Arriver derrière le courant de Hamon (courant sans moyens, sans le moindre sou et sans gros barons) n'est pas très reluisant. A Cohen d'en tirer les conséquences par un investissement plus politique, plus actif sur le terrain et surtout plus à gauche. Sinon, je pense que le désamour naissant entre le nouveau maire et le peuple de gauche va s'accélérer...
Amicalement
Rédigé par : Elie | 07/11/2008 à 15h20
Et Aubry-Hamon, ce ne serait-pas possible pour un PS plus à gauche et plus social qu'avec Ségolène ou le libéral maire de Paris ?
Rédigé par : Jules Guesdes | 07/11/2008 à 15h59
Mélanchon représenterait un tiers des troupes de la motion C ? C'est une grande méconnaissance de ce regroupement, ça, Bruno75.
La motion C a recueilli 26 000 voix, nationalement. Dire que Mélanchon en pèse le tiers, ça signifierait que 8500 socialistes le suivrait, lui et Dolez, dans leur nouvelle aventure.
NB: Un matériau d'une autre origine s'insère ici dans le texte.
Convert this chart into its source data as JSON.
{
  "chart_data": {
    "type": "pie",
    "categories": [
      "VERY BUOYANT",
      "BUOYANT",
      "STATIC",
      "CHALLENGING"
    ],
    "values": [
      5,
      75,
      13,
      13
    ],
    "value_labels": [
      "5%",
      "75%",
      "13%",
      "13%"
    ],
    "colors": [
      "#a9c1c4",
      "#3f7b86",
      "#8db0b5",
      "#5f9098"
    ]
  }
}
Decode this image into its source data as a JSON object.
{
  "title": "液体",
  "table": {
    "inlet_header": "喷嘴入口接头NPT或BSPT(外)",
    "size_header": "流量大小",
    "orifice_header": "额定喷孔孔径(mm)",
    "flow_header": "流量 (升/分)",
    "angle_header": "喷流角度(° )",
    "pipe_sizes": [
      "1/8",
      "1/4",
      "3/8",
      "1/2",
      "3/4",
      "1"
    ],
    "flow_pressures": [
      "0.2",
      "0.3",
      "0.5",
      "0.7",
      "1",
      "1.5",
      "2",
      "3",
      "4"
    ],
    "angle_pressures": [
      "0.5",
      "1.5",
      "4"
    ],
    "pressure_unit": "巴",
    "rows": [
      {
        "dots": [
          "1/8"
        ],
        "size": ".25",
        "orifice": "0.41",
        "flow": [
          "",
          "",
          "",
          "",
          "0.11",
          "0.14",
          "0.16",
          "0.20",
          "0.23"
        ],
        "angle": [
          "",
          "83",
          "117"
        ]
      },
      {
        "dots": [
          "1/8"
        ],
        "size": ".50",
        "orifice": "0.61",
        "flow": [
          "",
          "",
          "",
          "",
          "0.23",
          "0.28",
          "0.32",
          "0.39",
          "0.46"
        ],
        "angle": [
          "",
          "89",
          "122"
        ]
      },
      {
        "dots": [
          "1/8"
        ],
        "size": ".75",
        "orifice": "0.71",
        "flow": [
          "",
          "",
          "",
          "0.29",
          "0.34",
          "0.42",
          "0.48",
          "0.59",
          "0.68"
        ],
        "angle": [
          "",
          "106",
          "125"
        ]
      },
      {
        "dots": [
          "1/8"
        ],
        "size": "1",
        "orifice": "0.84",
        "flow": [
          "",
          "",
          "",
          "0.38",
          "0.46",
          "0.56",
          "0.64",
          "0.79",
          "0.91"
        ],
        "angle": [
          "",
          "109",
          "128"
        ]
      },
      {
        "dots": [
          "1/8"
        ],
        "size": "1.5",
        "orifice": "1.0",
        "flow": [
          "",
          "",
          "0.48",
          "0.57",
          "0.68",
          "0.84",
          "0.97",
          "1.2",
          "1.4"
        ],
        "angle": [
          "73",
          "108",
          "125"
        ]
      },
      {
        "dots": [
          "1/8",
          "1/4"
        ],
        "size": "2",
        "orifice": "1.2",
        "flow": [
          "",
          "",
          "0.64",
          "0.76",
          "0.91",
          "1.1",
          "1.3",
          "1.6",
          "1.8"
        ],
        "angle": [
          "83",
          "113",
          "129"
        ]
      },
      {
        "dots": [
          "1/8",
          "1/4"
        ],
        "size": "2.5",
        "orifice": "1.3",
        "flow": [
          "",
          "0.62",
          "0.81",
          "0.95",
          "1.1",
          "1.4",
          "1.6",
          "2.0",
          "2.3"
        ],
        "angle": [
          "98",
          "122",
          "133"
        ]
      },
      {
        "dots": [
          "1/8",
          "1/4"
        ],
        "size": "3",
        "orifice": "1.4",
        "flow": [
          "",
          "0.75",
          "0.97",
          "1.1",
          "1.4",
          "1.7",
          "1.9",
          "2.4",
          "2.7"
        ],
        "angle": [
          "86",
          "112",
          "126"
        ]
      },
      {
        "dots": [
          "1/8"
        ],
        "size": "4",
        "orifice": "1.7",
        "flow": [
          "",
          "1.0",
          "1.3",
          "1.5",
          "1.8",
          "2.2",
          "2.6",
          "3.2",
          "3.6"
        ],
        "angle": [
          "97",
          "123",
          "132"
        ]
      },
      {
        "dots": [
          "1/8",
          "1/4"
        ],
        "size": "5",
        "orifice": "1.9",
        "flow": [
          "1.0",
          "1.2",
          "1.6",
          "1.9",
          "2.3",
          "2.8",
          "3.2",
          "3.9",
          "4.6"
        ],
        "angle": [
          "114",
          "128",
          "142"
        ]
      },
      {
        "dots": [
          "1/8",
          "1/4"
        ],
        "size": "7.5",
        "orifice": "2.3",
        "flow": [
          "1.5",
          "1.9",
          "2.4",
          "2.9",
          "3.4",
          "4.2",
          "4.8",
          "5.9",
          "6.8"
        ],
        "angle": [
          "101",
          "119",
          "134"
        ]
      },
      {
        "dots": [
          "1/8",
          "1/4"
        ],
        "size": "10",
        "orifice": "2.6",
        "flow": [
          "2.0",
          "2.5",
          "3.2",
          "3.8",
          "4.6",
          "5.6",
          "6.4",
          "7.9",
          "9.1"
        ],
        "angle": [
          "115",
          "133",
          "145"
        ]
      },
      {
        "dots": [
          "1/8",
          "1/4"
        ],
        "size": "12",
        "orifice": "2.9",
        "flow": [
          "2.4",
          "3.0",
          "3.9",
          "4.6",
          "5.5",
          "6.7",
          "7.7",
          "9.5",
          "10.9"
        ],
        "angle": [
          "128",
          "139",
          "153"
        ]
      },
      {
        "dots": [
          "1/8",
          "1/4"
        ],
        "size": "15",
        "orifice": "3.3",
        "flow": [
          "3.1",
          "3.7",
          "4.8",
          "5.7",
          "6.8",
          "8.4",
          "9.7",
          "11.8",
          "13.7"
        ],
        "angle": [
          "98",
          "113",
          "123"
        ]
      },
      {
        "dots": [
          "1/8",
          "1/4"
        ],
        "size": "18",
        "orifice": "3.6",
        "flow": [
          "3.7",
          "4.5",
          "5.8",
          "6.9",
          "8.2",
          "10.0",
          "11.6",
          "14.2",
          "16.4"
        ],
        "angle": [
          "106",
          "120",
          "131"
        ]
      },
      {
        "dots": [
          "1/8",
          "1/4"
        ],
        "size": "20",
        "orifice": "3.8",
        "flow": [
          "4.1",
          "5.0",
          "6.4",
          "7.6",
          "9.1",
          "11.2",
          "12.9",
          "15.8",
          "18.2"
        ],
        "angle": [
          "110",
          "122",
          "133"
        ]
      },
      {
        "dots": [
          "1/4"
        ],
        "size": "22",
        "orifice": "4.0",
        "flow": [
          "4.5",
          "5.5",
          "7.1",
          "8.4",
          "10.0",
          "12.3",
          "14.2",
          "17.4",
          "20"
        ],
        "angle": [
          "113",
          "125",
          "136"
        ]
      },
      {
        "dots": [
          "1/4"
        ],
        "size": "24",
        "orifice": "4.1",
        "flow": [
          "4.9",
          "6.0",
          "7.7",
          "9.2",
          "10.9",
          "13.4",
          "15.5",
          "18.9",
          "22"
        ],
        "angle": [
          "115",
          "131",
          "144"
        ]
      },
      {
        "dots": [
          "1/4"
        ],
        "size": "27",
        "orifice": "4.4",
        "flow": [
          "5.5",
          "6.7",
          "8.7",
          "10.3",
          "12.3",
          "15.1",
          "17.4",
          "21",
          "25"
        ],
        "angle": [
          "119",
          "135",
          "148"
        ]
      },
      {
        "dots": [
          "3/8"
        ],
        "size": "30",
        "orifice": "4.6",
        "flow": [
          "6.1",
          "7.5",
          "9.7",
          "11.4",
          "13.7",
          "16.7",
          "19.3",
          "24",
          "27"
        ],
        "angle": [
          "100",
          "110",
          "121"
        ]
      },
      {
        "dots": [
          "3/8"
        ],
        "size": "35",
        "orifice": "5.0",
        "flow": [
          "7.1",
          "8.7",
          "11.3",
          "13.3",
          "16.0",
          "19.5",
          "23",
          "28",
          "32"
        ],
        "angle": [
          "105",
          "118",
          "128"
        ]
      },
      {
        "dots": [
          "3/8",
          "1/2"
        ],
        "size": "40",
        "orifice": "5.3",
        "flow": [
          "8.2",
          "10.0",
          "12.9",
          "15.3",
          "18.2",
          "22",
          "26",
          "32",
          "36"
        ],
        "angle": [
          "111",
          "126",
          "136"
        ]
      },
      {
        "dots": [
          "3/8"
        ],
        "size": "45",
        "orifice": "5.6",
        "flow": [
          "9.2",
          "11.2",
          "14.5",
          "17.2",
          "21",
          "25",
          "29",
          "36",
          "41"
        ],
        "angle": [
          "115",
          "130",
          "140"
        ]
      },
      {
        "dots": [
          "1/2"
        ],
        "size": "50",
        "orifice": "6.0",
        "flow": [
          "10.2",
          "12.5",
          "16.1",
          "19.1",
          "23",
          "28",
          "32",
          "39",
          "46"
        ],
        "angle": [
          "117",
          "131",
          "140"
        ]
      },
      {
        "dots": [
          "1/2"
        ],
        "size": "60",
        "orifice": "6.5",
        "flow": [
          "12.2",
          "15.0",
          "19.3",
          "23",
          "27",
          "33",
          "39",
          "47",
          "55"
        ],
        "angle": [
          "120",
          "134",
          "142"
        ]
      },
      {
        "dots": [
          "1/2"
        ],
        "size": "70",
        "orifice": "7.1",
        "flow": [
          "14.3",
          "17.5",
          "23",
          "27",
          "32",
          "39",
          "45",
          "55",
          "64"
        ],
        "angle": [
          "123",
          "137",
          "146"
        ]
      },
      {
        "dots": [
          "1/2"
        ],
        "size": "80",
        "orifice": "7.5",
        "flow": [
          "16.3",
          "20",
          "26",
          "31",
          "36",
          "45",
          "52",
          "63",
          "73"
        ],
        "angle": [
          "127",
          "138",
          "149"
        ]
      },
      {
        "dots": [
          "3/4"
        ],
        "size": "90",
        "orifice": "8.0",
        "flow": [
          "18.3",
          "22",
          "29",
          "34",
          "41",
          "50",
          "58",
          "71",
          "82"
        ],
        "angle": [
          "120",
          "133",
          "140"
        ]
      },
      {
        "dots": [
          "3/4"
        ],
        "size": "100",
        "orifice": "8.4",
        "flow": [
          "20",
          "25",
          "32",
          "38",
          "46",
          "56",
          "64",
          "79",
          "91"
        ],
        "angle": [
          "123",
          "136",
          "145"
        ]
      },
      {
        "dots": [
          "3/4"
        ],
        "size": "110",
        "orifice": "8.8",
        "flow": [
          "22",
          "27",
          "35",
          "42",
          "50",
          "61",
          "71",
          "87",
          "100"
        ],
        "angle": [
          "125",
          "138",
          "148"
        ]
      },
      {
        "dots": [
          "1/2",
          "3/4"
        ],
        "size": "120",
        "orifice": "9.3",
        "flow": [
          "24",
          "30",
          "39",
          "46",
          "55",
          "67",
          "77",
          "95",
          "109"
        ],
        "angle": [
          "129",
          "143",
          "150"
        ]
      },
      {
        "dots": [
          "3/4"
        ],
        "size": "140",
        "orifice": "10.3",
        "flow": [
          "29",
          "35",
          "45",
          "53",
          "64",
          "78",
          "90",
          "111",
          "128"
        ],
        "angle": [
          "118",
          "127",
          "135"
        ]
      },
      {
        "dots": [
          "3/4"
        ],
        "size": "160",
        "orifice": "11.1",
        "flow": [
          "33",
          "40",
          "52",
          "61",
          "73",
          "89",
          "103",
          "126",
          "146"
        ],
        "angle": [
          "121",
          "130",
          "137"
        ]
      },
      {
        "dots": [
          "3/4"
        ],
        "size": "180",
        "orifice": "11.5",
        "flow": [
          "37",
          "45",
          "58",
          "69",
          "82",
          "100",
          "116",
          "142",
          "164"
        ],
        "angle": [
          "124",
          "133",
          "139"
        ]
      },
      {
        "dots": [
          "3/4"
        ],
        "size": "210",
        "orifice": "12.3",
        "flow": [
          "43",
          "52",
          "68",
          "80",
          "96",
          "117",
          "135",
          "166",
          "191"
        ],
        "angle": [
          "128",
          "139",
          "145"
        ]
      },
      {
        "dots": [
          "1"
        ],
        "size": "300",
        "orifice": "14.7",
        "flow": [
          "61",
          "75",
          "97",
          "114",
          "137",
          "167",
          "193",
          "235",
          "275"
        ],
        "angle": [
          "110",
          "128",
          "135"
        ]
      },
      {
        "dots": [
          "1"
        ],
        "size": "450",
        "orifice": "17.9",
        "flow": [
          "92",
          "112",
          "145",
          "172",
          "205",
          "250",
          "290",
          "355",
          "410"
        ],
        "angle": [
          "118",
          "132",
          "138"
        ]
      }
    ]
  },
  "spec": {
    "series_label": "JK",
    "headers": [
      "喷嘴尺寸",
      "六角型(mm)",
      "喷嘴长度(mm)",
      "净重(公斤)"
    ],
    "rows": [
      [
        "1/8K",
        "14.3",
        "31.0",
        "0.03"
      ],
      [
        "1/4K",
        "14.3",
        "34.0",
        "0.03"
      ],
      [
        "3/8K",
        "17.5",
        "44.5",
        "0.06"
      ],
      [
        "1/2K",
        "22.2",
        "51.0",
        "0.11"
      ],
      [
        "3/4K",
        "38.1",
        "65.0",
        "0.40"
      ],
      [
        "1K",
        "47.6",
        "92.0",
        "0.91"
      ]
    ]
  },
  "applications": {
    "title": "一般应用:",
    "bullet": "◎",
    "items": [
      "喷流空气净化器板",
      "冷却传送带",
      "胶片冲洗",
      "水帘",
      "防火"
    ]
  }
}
Si Mélanchon avait jamais eu 8500 militants derrière lui, ça se serait su, ça ce serait vu...
Dolez s'est fait dépouillé de ses ouailles, et Mélanchon a perdu des compagnons de route par brassées, ces dernières années.
S'il mille le suive, il sera déjà bien content.
Rédigé par : | 07/11/2008 à 17h26
Ce serait bien maintenant que Hamon quitte le PS et rejoigne Mélenchon : déjà le début d'une bonne force qui pourrait, à l'occasion, s'allier au NPA, au PC, aux verts et à certains alters, pourquoi pas aux anars de la CNT...pour ...gouverner? tout en incitant les citoyens -et ce devrait être le principal- de se prendre en charge à la base!
Rédigé par : dutronc19 | 07/11/2008 à 17h42
Sortie du congrès fédéral du PS...
Qu'y apprend-on? Que cette soit disant gauche du PS qu'incarnait la motion C, localement sur la fédération de la haute garonne va s'allier à la motion A c'est à dire aux éléphants jospino-hollando-delanoistes...
Je pense que la démocratie en sort généreusement humiliée par les responsables locaux de la motion C qui ont fait campagne sur "le renouvellement des équipes" et qui n'hésite pas une seconde à annoncer, par le truchement du conseiller général LLORCA leur ralliement aux équipes sortantes... La place est bonne certes mais les militants baisés sauront s'en souvenir...Les tordus du conseil général on encore frappé!
Après bien evidemment Mr Fabre, ou Mr Sellin pourront venir donner des leçons de démocratie (comme à leur habitude)... Ils mentent juste pendant les campagnes!
C'est pitoyable.
Félicitation à la motion A, eux au moins n'ont jamais menti sur le besoin de conserver le pouvoir dans la fédération qu'ils avaient....
Rédigé par : Cocu | 08/11/2008 à 02h30
Et si le mot "gauche", qui revient tous les trois mots dans les commentaires comme dans les motions, était un gigantesque alibi à l'absence de pensée et de proposition concrète ? "Plus à gauche que moi, tu meurs", répètent les "ancrés à gauche" : ancrés ou encrés, comme leurs motions ?
"Courant de pensée", à propos du maire de Toulouse - et de bien d'autres, soyons justes -, n'est-ce pas une expression un peu forcée ? Quant à la "réponse de gauche à la crise", j'ai bien l'impression que les Français attendent d'abord des éléments de réponse à la crise. Tout court.
Remember Obama, qui se contente d'etre "démocrate" et d'incarner le changement.
Rédigé par : haltla | 08/11/2008 à 21h52
J'ai l'impression que, depuis ce week-end, et la place au chaud qui a été réservée aux "gauchistes" du parti, M. Sellin s'interroge moins fort sur la possibilité de quitter le parti socialiste, malgré le départ de son ami Mélanchon. Je me trompe ?
Rédigé par : louravi | 12/11/2008 à 11h10
Moi j'ai envie d'y croire. certes un troisième parti à gauche, mais si ça donne trois formations équilibrées, et si le NPA n'est pas vérouillé par la LCR mais un peu à l'écoute de sa nouvelle base, alors une fédération ou un groupement de parti qui partent unis pour les européennes et pour la suite, alors...
et si il y a d'autres motivés sur Toulouse et que Sellin n'est pas de la partie et qu'il reste bien au chaud avec sa musique, alors ça m'enthousiasme d'autant plus.